Indian Railway Finance Corporation Limited (IRFC) has executed a major rupee-term loan agreement worth ₹9,821 crore with Dedicated Freight Corridor Corporation of India Limited (DFCCIL), marking a significant step in strengthening domestic infrastructure financing. The agreement was signed on December 23, 2025, at the Railway Board in New Delhi, and the full loan amount has already been disbursed.

Indian Railway Finance Corporation Limited, a Government of India-owned NBFC operating under the administrative control of the Ministry of Railways, extended the rupee loan to refinance DFCCIL’s existing foreign currency debt availed from the World Bank (IBRD). The refinancing pertains to loans taken for the development of the Eastern Dedicated Freight Corridor, one of India’s most critical rail infrastructure initiatives.

The loan agreement was executed in the presence of the Chairman and CEO of the Railway Board, Shri Satish Kumar, along with senior officials from both organizations. The agreement was formally signed by Shri Rahul Kapoor, Director (Finance) of DFCCIL, and Ms. Deepa Kotnis, Executive Director (Finance) of IRFC.

Established in 1986 as the dedicated financing arm of Indian Railways, IRFC has played a central role in mobilising long-term funds at competitive rates to support railway infrastructure expansion. As a Navratna CPSE, IRFC has steadily diversified its financing portfolio beyond rolling stock to include projects with forward and backward linkages to the rail ecosystem. These include power generation and transmission, mining and fuel, coal logistics, warehousing, telecom, metro rail, freight corridors, ports, multimodal logistics, and allied infrastructure. The company continues to maintain a strong asset quality profile, supported by a zero non-performing asset (NPA) portfolio.

Dedicated Freight Corridor Corporation of India Limited, a wholly owned entity of the Ministry of Railways, is responsible for the development, operation, and maintenance of dedicated freight corridors across the country. These corridors are a key pillar of Indian Railways’ long-term strategy to boost freight capacity, improve logistics efficiency, and reduce congestion on passenger routes.

By refinancing its existing IBRD loans through rupee-denominated funding, DFCCIL stands to gain multiple financial advantages.

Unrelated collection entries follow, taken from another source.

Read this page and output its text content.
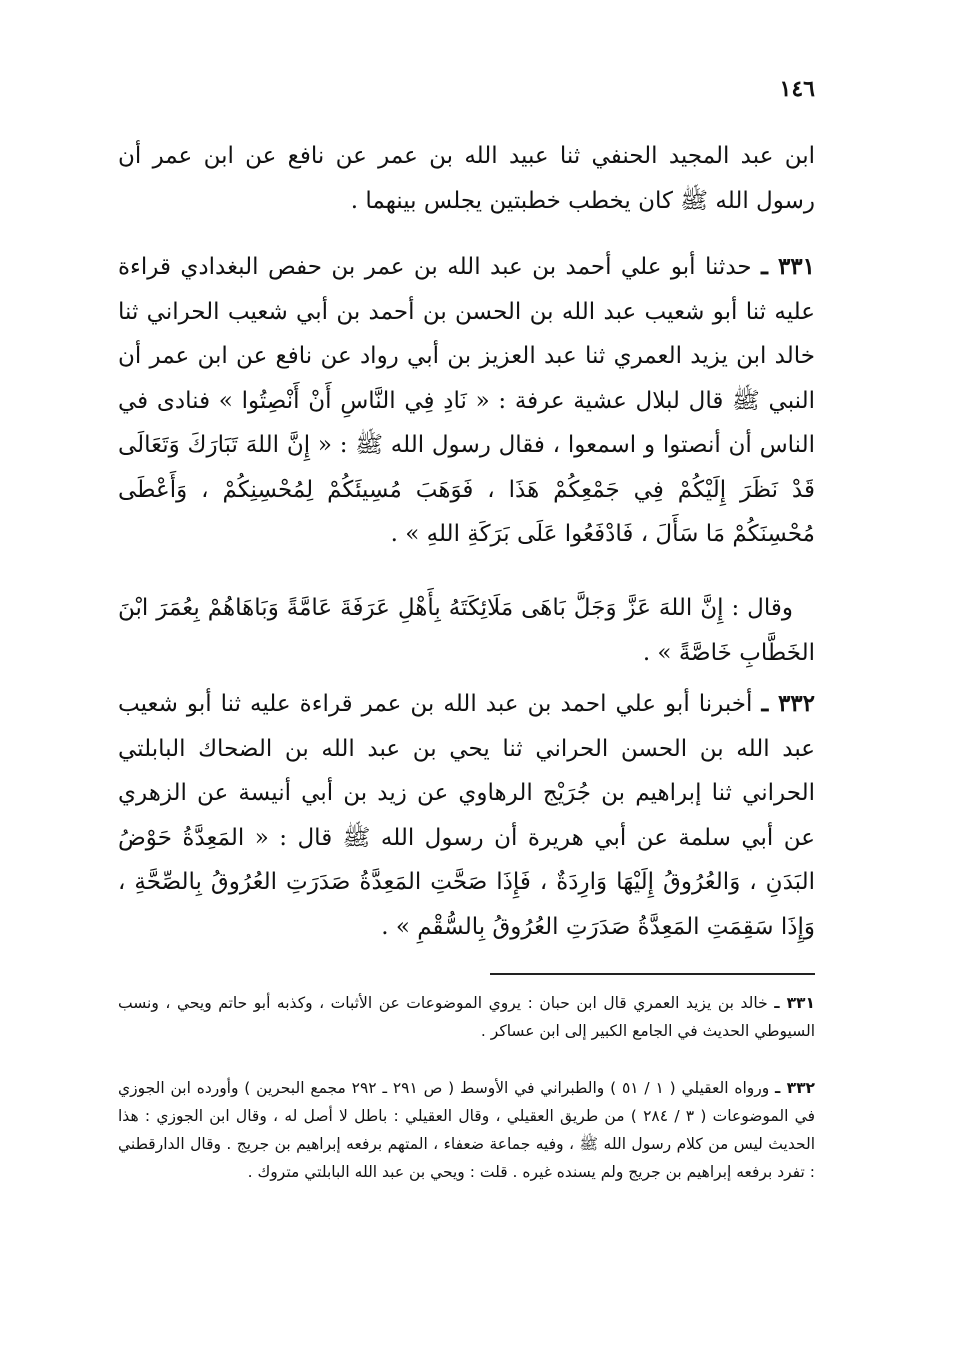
١٤٦

ابن عبد المجيد الحنفي ثنا عبيد الله بن عمر عن نافع عن ابن عمر أن رسول الله ﷺ كان يخطب خطبتين يجلس بينهما .

٣٣١ ـ حدثنا أبو علي أحمد بن عبد الله بن عمر بن حفص البغدادي قراءة عليه ثنا أبو شعيب عبد الله بن الحسن بن أحمد بن أبي شعيب الحراني ثنا خالد ابن يزيد العمري ثنا عبد العزيز بن أبي رواد عن نافع عن ابن عمر أن النبي ﷺ قال لبلال عشية عرفة : « نَادِ فِي النَّاسِ أَنْ أَنْصِتُوا » فنادى في الناس أن أنصتوا و اسمعوا ، فقال رسول الله ﷺ : « إِنَّ اللهَ تَبَارَكَ وَتَعَالَى قَدْ نَظَرَ إِلَيْكُمْ فِي جَمْعِكُمْ هَذَا ، فَوَهَبَ مُسِيئَكُمْ لِمُحْسِنِكُمْ ، وَأَعْطَى مُحْسِنَكُمْ مَا سَأَلَ ، فَادْفَعُوا عَلَى بَرَكَةِ اللهِ » .

وقال : إِنَّ اللهَ عَزَّ وَجَلَّ بَاهَى مَلَائِكَتَهُ بِأَهْلِ عَرَفَةَ عَامَّةً وَبَاهَاهُمْ بِعُمَرَ ابْنَ الخَطَّابِ خَاصَّةً » .

٣٣٢ ـ أخبرنا أبو علي احمد بن عبد الله بن عمر قراءة عليه ثنا أبو شعيب عبد الله بن الحسن الحراني ثنا يحي بن عبد الله بن الضحاك البابلتي الحراني ثنا إبراهيم بن جُرَيْج الرهاوي عن زيد بن أبي أنيسة عن الزهري عن أبي سلمة عن أبي هريرة أن رسول الله ﷺ قال : « المَعِدَّةُ حَوْضُ البَدَنِ ، وَالعُرُوقُ إِلَيْهَا وَارِدَةٌ ، فَإِذَا صَحَّتِ المَعِدَّةُ صَدَرَتِ العُرُوقُ بِالصِّحَّةِ ، وَإِذَا سَقِمَتِ المَعِدَّةُ صَدَرَتِ العُرُوقُ بِالسُّقْمِ » .

٣٣١ ـ خالد بن يزيد العمري قال ابن حبان : يروي الموضوعات عن الأثبات ، وكذبه أبو حاتم ويحي ، ونسب السيوطي الحديث في الجامع الكبير إلى ابن عساكر .

٣٣٢ ـ ورواه العقيلي ( ١ / ٥١ ) والطبراني في الأوسط ( ص ٢٩١ ـ ٢٩٢ مجمع البحرين ) وأورده ابن الجوزي في الموضوعات ( ٣ / ٢٨٤ ) من طريق العقيلي ، وقال العقيلي : باطل لا أصل له ، وقال ابن الجوزي : هذا الحديث ليس من كلام رسول الله ﷺ ، وفيه جماعة ضعفاء ، المتهم برفعه إبراهيم بن جريج . وقال الدارقطني : تفرد برفعه إبراهيم بن جريج ولم يسنده غيره . قلت : ويحي بن عبد الله البابلتي متروك .
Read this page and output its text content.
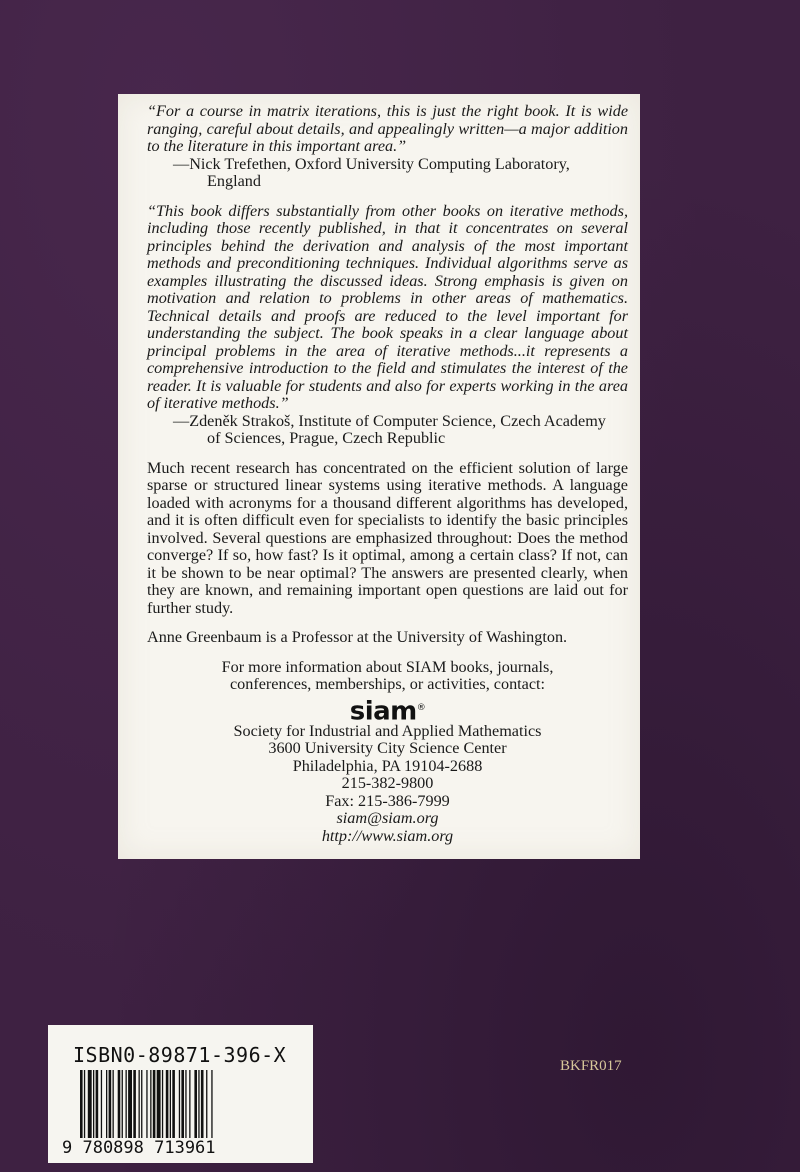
“For a course in matrix iterations, this is just the right book. It is wide ranging, careful about details, and appealingly written—a major addition to the literature in this important area.”

—Nick Trefethen, Oxford University Computing Laboratory,
England

“This book differs substantially from other books on iterative methods, including those recently published, in that it concentrates on several principles behind the derivation and analysis of the most important methods and preconditioning techniques. Individual algorithms serve as examples illustrating the discussed ideas. Strong emphasis is given on motivation and relation to problems in other areas of mathematics. Technical details and proofs are reduced to the level important for understanding the subject. The book speaks in a clear language about principal problems in the area of iterative methods...it represents a comprehensive introduction to the field and stimulates the interest of the reader. It is valuable for students and also for experts working in the area of iterative methods.”

—Zdeněk Strakoš, Institute of Computer Science, Czech Academy
of Sciences, Prague, Czech Republic

Much recent research has concentrated on the efficient solution of large sparse or structured linear systems using iterative methods. A language loaded with acronyms for a thousand different algorithms has developed, and it is often difficult even for specialists to identify the basic principles involved. Several questions are emphasized throughout: Does the method converge? If so, how fast? Is it optimal, among a certain class? If not, can it be shown to be near optimal? The answers are presented clearly, when they are known, and remaining important open questions are laid out for further study.

Anne Greenbaum is a Professor at the University of Washington.

For more information about SIAM books, journals,
conferences, memberships, or activities, contact:

siam®

Society for Industrial and Applied Mathematics

3600 University City Science Center

Philadelphia, PA 19104-2688

215-382-9800

Fax: 215-386-7999

siam@siam.org

http://www.siam.org

ISBN0-89871-396-X
9 780898 713961
BKFR017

The shift reduces exposure to foreign exchange volatility, improves predictability in debt servicing, and aligns long-term liabilities more closely with rupee-based revenue streams. This is expected to enhance overall cash flow management and financial stability for the project.

The Eastern Dedicated Freight Corridor is a flagship national infrastructure project aimed at transforming freight transportation in India. Once fully operational, it is expected to significantly reduce transit times, decongest existing rail lines, lower logistics costs, and support industrial and economic growth across northern and eastern India.